December 21, 2008 - Fourth Sunday in Advent - Maeve Johnson
People are good . . . honor and virtue are important . . . money and power don't mean anything . . . good triumphs over evil . . . We've heard all of these maxims before, but we may doubt them as much as we seem to believe them. Ultimately, though, we have to say that they are worth believing in. In today's story, Joseph did not cast aside Mary quietly when she became pregnant, as was culturally permissible, but instead took the path of honor and virtue because he chose to simply believe.
December 14, 2008 - Third Sunday in Advent - Nicholas Knisely
The Third Sunday in Advent is a turning point in our Advent observance when we focus on the coming Christmas holiday and less on Christ's future coming. We begin to look backwards to the first fulfillment of God's promises. The message of this Sunday for us during these scary times for us is that God keeps his promises. We hear about these promises from God's prophets in the dark times - and this is why this Rose Sunday, we are able, with Paul, to say Rejoice.
December 7, 2008 - Second Sunday in Advent - Licia Baldi Affer
Halfway through the book of Isaiah, the voice and language of the prophet changes. It goes from one that forecasts doom because of the complacency of the Israelites to one that says that God is doing a new thing, and to be prepared. Mark's gospel elides the message of Isaiah into John the Baptist's proclamation: to make the paths of our hearts straight before God. How do we do that?

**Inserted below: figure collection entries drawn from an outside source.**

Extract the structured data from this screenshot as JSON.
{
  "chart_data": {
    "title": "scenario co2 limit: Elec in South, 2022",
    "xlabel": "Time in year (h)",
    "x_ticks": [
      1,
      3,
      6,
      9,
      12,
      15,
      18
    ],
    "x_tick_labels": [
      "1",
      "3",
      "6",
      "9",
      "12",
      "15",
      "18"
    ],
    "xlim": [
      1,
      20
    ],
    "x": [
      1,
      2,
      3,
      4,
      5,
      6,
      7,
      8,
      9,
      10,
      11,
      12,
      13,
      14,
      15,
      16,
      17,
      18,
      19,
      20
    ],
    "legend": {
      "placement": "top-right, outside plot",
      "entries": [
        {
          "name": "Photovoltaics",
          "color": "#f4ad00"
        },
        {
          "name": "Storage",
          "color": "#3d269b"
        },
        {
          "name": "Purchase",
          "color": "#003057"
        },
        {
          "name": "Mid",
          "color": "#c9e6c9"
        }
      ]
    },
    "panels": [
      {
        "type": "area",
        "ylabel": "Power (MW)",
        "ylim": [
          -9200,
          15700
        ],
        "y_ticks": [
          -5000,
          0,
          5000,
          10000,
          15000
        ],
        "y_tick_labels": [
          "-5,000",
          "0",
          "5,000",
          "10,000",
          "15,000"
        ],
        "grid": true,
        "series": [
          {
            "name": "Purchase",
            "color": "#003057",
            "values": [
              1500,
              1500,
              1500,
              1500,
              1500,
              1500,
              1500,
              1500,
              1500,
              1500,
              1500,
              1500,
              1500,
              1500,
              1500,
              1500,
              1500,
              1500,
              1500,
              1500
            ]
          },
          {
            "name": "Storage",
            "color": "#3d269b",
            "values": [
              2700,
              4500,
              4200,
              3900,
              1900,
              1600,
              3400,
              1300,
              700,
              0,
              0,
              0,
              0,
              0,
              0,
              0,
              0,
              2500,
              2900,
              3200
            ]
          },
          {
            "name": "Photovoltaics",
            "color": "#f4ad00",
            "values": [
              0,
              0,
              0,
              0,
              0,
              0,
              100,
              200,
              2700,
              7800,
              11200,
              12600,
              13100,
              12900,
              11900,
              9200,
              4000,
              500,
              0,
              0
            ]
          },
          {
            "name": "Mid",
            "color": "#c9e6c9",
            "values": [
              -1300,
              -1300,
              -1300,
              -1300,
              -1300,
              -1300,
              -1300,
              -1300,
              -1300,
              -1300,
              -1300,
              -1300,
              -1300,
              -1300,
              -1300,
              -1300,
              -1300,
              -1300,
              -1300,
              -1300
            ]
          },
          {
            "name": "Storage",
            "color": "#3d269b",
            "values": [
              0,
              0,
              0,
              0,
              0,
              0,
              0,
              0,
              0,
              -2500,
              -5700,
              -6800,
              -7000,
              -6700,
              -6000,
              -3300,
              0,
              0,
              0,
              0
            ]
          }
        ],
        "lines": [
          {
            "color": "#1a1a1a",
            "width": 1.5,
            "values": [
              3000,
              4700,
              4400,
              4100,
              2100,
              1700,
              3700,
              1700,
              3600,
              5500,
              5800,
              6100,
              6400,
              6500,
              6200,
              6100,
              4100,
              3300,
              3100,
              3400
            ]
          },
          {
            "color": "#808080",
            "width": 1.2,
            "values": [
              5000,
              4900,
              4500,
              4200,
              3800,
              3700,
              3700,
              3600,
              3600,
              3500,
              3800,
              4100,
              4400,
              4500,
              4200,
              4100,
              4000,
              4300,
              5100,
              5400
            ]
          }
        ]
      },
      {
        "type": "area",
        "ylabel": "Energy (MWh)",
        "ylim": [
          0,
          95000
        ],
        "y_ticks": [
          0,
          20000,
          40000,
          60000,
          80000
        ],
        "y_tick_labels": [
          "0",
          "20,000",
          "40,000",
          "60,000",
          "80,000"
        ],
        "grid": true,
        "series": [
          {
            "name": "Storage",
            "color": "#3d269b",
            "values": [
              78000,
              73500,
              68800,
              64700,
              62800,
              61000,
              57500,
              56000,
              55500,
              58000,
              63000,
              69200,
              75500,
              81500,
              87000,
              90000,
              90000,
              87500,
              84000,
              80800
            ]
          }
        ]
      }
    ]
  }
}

November 30, 2008 - First Sunday in Advent - Licia Baldi Affer
This Sunday marks the start of the church year, and new years of any kind are a time to ask about what our purposes and mission is. If we were to take Mark's "little apocolypse" as our mission statement, it makes for a pretty good one . . . except that we can't control when the Kingdom of God will come. We can envision it, live it out, and pray for it, but we ourselves cannot bring it about, which leaves us in a place, a season, of hope - which is Advent.